Базаров был прав, отвергая возможность любви к ближнему в безбожном мире (где ничто не ждёт в конце, кроме «лопуха»), — но Оленин использует последнюю возможность, выстраивая свою логическую схему, даже и убедительную: ведь бессмысленно же эгоистическое стяжание «сокровищ земных», когда они столь неверны. Но: бессмысленно в «натуральном» мире и любое иное стяжание, бессмысленна и любовь, и самопожертвование. (О том же, не забудем, писал позднее и Достоевский.) Оленин не учёл одного: той самой натуры, которую он так идеализировал. Базаров всё же оказался прав, а что это так — доказывает неустойчивость Оленина в его выводе, в поведении, в решимости на самоотвержение, от которого он очень скоро отказался: «Самоотвержение — всё это вздор, дичь. Это всё гордость, убежище от заслуженного несчастия, спасение от зависти к чужому счастию. Жить для других, делать добро! Зачем? когда в душе моей одна любовь к себе… Не для других <…> я теперь желаю счастия. Я не люблю теперь этих других» (3,294). Вот где он нашёл себя.

Идея «лопуха» (или «травы») может иметь два исхода: базаровское отчаяние и смерть либо отчаяннное же стремление быть счастливым, несмотря ни на что, — к чему и готов Оленин с самого начала, лишь на время неверно обманувшись в понимании своего стремления к счастью. «Одно есть счастие; кто счастлив, тот и прав» (3,268) — нравственный закон, выведенный Олениным из натурального ощущения своей близости природе.
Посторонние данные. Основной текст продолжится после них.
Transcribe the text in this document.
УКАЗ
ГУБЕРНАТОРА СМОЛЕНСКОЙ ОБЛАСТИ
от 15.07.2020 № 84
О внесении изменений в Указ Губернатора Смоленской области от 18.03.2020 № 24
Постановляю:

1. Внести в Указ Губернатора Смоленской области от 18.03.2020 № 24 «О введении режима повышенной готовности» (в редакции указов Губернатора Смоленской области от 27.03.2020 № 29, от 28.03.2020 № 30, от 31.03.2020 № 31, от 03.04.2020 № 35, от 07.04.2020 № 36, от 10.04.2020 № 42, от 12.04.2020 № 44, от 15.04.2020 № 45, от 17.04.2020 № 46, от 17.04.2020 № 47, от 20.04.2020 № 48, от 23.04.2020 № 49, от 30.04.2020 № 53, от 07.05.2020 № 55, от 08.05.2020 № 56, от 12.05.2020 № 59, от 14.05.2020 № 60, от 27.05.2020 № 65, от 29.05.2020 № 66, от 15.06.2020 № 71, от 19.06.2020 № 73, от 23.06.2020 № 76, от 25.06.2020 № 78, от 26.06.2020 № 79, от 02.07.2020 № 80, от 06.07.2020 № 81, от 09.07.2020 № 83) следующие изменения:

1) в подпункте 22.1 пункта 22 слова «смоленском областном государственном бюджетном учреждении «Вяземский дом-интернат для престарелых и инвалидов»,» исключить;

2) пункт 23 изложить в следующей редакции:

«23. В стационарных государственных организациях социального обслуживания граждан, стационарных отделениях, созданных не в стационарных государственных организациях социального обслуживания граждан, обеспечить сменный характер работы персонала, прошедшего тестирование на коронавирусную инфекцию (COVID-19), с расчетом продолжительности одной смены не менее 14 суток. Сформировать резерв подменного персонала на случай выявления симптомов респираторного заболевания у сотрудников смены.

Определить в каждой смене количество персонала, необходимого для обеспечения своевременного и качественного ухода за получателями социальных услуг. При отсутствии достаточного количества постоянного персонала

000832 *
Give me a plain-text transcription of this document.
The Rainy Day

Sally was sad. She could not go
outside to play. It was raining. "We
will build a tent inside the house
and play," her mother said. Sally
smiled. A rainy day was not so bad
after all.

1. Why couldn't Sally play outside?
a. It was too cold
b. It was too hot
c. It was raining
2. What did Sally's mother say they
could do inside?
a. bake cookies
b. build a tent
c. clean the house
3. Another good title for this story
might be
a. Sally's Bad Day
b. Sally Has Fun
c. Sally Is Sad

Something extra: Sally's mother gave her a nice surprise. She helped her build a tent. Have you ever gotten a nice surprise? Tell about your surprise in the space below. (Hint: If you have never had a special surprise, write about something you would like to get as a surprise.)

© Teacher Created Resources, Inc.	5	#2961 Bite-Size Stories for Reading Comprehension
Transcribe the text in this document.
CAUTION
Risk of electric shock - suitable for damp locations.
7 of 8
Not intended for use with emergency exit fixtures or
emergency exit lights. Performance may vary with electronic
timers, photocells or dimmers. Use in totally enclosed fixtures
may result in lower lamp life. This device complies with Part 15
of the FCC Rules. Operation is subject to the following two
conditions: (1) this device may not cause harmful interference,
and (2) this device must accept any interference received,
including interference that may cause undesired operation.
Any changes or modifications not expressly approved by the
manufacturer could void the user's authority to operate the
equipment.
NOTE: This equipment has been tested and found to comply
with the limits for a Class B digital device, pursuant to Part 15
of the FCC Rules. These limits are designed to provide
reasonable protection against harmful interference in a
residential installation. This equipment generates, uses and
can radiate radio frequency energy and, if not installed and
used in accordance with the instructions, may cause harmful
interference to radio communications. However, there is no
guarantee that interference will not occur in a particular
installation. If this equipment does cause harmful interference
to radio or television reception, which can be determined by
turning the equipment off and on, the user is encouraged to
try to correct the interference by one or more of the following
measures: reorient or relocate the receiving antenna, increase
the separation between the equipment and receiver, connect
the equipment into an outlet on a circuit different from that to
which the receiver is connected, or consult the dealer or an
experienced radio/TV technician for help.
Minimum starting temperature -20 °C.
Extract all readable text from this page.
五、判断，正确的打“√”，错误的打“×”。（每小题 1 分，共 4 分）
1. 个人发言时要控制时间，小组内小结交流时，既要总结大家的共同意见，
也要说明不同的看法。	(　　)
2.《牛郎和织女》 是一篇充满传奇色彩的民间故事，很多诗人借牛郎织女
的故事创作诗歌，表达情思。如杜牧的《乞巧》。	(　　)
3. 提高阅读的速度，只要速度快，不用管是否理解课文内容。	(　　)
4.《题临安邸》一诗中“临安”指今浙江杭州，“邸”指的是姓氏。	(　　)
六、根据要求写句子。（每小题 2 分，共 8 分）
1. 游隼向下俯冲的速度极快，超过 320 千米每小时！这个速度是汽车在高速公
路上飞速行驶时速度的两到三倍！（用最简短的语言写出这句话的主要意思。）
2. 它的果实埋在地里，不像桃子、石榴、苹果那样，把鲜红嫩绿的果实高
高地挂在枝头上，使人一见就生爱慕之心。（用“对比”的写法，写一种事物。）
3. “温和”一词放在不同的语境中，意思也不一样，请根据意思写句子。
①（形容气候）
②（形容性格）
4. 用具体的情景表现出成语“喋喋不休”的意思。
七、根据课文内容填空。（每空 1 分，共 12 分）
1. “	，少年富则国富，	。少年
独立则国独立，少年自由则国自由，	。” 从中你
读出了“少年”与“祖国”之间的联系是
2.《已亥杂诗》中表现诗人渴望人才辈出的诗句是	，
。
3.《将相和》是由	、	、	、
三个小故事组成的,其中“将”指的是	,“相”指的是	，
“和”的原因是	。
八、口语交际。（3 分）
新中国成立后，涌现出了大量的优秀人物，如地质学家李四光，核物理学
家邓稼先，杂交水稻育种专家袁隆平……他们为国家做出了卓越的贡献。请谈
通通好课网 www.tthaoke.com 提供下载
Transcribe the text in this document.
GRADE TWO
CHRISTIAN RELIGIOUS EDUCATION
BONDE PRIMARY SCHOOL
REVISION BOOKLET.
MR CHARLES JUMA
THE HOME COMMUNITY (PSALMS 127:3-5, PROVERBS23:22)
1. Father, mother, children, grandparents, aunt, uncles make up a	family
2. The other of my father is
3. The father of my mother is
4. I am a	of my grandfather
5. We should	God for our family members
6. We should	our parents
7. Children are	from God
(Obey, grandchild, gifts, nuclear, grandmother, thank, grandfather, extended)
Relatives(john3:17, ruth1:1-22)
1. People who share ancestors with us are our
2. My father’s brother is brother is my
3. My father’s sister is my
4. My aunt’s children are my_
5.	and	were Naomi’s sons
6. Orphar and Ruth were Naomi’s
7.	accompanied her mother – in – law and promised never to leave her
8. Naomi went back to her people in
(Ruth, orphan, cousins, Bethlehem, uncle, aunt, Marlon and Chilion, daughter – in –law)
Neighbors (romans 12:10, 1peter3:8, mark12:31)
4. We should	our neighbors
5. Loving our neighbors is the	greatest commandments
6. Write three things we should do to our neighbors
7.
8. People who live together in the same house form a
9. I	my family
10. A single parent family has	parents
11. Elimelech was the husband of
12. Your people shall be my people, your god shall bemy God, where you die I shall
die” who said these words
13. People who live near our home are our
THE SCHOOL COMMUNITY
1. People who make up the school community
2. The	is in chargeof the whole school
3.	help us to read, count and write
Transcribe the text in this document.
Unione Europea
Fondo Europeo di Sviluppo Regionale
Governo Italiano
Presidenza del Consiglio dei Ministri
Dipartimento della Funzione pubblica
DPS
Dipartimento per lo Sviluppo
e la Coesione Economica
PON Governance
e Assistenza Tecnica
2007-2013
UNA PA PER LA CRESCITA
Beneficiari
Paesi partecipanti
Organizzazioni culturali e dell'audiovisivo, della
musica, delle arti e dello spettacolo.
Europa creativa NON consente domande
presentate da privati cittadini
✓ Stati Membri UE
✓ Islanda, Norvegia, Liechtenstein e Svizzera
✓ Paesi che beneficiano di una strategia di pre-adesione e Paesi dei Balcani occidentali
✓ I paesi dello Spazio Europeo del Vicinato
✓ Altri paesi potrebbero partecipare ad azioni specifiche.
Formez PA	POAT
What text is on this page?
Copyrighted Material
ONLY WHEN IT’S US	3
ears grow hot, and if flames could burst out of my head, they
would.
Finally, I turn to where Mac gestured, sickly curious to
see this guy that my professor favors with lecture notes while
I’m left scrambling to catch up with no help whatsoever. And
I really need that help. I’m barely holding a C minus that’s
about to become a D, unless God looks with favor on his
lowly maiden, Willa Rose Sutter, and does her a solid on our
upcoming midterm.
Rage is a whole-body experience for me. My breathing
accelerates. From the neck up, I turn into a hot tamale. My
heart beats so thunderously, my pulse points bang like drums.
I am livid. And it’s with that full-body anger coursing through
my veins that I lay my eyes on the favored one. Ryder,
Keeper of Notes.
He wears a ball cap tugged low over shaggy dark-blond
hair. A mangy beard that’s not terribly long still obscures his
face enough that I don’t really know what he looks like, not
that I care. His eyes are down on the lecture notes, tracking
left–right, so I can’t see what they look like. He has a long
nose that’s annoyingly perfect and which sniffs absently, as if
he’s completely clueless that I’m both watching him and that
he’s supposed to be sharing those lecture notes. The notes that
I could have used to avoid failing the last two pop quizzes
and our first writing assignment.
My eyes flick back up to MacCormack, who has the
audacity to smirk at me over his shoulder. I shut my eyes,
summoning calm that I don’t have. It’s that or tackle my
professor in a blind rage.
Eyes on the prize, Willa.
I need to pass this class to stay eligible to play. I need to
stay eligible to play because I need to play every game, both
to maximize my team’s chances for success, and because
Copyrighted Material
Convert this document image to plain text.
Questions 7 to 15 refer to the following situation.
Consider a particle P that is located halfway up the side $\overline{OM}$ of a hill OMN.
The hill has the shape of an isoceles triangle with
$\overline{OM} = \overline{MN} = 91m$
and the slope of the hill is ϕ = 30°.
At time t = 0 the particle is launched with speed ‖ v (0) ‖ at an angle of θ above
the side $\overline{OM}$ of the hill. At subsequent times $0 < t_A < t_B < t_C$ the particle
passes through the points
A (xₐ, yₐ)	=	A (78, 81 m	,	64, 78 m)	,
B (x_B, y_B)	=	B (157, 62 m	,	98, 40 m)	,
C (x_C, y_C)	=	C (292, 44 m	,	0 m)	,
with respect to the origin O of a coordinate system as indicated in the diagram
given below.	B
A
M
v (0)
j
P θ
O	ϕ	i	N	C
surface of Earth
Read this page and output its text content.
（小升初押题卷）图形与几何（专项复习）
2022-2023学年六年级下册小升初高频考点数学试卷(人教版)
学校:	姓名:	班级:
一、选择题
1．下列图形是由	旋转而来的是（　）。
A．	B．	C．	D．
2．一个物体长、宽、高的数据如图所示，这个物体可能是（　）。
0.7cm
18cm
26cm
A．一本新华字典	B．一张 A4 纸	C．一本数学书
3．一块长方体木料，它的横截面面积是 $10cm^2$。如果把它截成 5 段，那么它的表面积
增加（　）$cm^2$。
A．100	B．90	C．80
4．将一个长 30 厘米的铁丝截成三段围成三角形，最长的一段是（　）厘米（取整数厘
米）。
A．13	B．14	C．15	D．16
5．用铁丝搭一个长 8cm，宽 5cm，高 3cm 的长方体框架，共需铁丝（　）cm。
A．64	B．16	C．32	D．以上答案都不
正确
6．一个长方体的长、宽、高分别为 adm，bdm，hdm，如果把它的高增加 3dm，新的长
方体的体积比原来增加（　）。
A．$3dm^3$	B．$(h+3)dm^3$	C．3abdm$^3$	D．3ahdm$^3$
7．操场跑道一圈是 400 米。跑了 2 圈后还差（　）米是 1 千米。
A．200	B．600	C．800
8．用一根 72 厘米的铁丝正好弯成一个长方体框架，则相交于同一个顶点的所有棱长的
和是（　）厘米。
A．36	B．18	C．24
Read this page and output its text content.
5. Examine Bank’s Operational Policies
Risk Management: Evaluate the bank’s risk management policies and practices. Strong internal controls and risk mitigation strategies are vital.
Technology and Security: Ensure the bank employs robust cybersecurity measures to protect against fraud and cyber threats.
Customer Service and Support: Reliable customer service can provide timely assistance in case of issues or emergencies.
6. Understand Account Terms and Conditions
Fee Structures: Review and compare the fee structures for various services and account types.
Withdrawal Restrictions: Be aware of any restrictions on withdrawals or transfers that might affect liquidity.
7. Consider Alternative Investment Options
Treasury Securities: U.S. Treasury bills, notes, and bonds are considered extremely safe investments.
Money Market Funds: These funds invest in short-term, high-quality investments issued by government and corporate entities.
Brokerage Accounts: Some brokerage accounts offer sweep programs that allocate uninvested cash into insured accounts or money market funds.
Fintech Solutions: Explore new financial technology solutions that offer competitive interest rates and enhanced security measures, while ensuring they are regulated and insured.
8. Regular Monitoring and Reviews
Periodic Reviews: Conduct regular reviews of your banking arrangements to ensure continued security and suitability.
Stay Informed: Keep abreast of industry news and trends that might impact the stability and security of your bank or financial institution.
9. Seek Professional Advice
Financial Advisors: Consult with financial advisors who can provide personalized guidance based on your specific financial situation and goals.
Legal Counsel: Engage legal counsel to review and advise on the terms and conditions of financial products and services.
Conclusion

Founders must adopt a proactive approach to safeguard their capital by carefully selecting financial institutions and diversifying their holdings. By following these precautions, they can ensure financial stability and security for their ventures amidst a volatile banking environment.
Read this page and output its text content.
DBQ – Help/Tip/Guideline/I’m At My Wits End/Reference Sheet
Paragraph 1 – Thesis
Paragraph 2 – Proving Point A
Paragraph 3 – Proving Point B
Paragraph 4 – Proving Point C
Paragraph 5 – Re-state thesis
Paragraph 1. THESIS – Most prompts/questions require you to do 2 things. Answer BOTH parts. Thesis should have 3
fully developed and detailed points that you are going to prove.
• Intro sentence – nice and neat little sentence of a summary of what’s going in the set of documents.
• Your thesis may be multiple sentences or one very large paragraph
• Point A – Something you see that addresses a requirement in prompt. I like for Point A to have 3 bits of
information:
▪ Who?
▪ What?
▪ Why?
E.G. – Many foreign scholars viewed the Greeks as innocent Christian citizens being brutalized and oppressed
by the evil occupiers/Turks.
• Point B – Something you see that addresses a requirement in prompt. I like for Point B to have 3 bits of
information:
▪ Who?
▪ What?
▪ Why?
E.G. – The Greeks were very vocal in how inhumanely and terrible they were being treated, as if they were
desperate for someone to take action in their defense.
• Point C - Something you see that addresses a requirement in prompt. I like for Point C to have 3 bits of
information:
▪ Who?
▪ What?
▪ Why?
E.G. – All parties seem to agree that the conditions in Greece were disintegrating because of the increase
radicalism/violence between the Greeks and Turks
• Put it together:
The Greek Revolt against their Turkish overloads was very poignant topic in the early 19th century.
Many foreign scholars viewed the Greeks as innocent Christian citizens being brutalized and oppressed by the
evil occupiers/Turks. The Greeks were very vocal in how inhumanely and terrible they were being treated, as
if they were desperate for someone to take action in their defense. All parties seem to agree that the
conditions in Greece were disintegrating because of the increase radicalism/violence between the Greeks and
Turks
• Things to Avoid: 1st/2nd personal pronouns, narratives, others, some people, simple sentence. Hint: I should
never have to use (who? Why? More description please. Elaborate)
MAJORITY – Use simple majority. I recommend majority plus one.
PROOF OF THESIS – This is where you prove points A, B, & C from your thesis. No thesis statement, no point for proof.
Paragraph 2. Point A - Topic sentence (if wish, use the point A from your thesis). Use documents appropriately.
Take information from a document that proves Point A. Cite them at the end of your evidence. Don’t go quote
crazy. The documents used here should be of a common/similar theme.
Вот где он последователен весьма, а не в своих рассуждениях о самоотвержении и любви.

Оленин начинает понимать счастье натурально, а не нравственно (как он же прежде) или социально(как передовые мыслители той поры, Чернышевский и пр.). Но ведь недаром же Тургенев несколько ранее (в «Накануне») пришёл к выводу: счастье (земное, естественное) есть разъединяющее начало в человеческой жизни. О разъединённости между людьми трагически рассуждал и Толстой, ещё в автобиографической трилогии. И в «Люцерне»…

Символом разъединённости человеческой становится заключительный образ «Казаков»: отъезжая из станицы, Оленин оглядывается: «Дядя Ерошка разговаривал с Марьянкой, видимо о своих делах, и ни старик, ни девка не смотрели на него» (3,323).

Только что дядя обещался помнить его — но вот Оленин выпадает из мира этих людей, и выпадает из сознания их: становится не просто безразличным для них, но как бы и не существующим в их натуральности.

Как, на какой основе одолеть эту разъединённость?

2. Роман «Война и мир»: философия истории

«Война и мир» (1863–1869) — не просто литературное создание, грандиозная эпопея, величайший шедевр. Это целостная система мироосмысления — выраженная в особой, эстетической форме. Это и своего рода космология (мирословие — как переложил это понятие Даль).